Anghelescu offers a small, wry smile. "She wants but for my music," he murmurs and reaches for the bow in his boot. Touching it to the strings he breaks into something quite different from the longing tune that he was playing earlier; this, conversely, is a fast paced reel, the kind that makes men stamp their feet and clap their hands and go 'hoi!' at the right intervals. Music for sweaty dances, for girls in swirling skirts and bouncing braids, for losing one's breath and falling in love with life. Seems the tall Carpathian is not always gloomy.

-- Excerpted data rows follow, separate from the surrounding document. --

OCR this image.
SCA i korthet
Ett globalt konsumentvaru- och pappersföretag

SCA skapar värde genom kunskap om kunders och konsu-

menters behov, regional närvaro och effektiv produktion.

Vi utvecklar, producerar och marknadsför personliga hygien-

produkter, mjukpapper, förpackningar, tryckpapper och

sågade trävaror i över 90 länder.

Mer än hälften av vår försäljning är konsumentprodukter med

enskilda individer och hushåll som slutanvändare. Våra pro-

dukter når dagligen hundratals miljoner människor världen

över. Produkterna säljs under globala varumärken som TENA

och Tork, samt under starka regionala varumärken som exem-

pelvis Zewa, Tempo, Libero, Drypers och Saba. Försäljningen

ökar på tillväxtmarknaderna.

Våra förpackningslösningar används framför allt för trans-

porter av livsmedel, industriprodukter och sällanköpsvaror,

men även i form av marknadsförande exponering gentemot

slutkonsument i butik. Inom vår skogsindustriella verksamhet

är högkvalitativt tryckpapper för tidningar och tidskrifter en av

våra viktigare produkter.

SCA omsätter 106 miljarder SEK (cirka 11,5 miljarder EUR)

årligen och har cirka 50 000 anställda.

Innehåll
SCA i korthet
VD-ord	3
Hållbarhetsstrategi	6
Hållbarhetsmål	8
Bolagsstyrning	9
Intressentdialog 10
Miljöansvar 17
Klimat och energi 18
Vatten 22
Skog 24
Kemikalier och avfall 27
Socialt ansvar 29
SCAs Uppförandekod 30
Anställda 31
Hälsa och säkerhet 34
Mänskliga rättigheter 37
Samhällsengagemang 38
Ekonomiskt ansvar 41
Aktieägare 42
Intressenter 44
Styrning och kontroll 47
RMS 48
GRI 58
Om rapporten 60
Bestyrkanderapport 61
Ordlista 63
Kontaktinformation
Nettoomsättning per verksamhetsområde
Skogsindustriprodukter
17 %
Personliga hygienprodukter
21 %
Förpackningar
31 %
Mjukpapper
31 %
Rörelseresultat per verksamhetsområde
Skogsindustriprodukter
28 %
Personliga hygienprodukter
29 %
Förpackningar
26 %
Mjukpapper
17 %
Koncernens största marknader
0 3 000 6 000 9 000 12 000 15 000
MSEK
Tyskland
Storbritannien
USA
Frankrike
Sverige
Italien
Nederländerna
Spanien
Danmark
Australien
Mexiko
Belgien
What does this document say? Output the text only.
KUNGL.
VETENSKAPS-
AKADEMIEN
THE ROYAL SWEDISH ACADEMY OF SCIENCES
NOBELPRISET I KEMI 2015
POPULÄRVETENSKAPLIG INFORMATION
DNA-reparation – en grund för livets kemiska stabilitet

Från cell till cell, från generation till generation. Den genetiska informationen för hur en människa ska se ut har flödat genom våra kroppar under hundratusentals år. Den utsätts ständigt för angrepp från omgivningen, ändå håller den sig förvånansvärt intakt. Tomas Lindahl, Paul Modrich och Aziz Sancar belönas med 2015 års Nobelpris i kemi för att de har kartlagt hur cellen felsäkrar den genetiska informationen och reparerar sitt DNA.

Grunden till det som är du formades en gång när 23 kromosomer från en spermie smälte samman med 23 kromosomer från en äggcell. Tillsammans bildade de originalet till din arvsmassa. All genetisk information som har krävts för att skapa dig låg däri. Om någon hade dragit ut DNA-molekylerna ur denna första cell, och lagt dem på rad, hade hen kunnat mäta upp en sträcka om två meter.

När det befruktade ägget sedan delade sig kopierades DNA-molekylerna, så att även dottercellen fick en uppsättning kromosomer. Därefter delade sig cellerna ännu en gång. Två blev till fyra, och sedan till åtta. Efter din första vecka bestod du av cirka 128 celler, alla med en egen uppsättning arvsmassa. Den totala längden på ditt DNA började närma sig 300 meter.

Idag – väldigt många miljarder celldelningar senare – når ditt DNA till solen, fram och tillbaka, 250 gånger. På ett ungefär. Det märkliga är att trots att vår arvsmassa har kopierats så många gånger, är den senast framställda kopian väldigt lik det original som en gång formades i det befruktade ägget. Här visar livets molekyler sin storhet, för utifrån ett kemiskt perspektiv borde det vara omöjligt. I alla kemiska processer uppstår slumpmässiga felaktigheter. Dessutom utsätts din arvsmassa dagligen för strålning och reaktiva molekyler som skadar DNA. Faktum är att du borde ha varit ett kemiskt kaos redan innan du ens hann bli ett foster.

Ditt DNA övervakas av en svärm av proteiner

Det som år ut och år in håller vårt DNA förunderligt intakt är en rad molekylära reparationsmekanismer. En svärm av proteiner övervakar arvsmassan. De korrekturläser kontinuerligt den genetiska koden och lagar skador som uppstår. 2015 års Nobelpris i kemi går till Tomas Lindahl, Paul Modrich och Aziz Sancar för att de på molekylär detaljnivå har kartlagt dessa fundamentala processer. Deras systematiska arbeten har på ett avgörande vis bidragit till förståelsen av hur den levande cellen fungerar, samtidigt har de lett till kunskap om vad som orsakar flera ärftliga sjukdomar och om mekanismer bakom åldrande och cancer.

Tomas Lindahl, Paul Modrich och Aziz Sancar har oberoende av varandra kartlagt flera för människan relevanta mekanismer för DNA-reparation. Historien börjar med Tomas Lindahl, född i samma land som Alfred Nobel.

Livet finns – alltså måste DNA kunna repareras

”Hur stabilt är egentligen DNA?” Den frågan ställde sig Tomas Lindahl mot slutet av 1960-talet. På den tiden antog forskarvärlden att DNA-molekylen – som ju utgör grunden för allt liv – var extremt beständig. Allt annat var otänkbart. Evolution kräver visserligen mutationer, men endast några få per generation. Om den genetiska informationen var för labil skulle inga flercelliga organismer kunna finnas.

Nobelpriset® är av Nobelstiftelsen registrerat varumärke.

And yet apparently this doesn't spark great whoops of joy from his uninvited visitor. Philomene folds her arms and listens, but out comes the flask again for a swig or two rather than clapping along or breaking into dance. It would appear that she's a very picky music critic, and as the last strains fade off into the night air, she lifts her chin, gives a little nod, and gestures back towards the gate. "I'll get away home and let you get some sleep, or more music, or weeping, maudlin, into your porridge or whatever you intend to do with your night. You need anything?"

Anghelescu does not look very surprised. When push comes to shove, neither he nor Philoméne are knee slapping, country maid butt pinching — actually, scratch that, at least on her behalf. He shakes his head. "I'll go empty this bottle that I left sitting inside, and catch some rest. Perhaps I'll see you in town tomorrow? We should attend the ballet again sometime, I enjoyed that more than I thought I would."

"I told you," Philomene notes smugly. "The strength and control those women have is incredible. I'll see if we can wrangle a pair of seats again some time." With that she gives a short nod, lifts a hand in a half wave, and turns to start limping off towards the gate.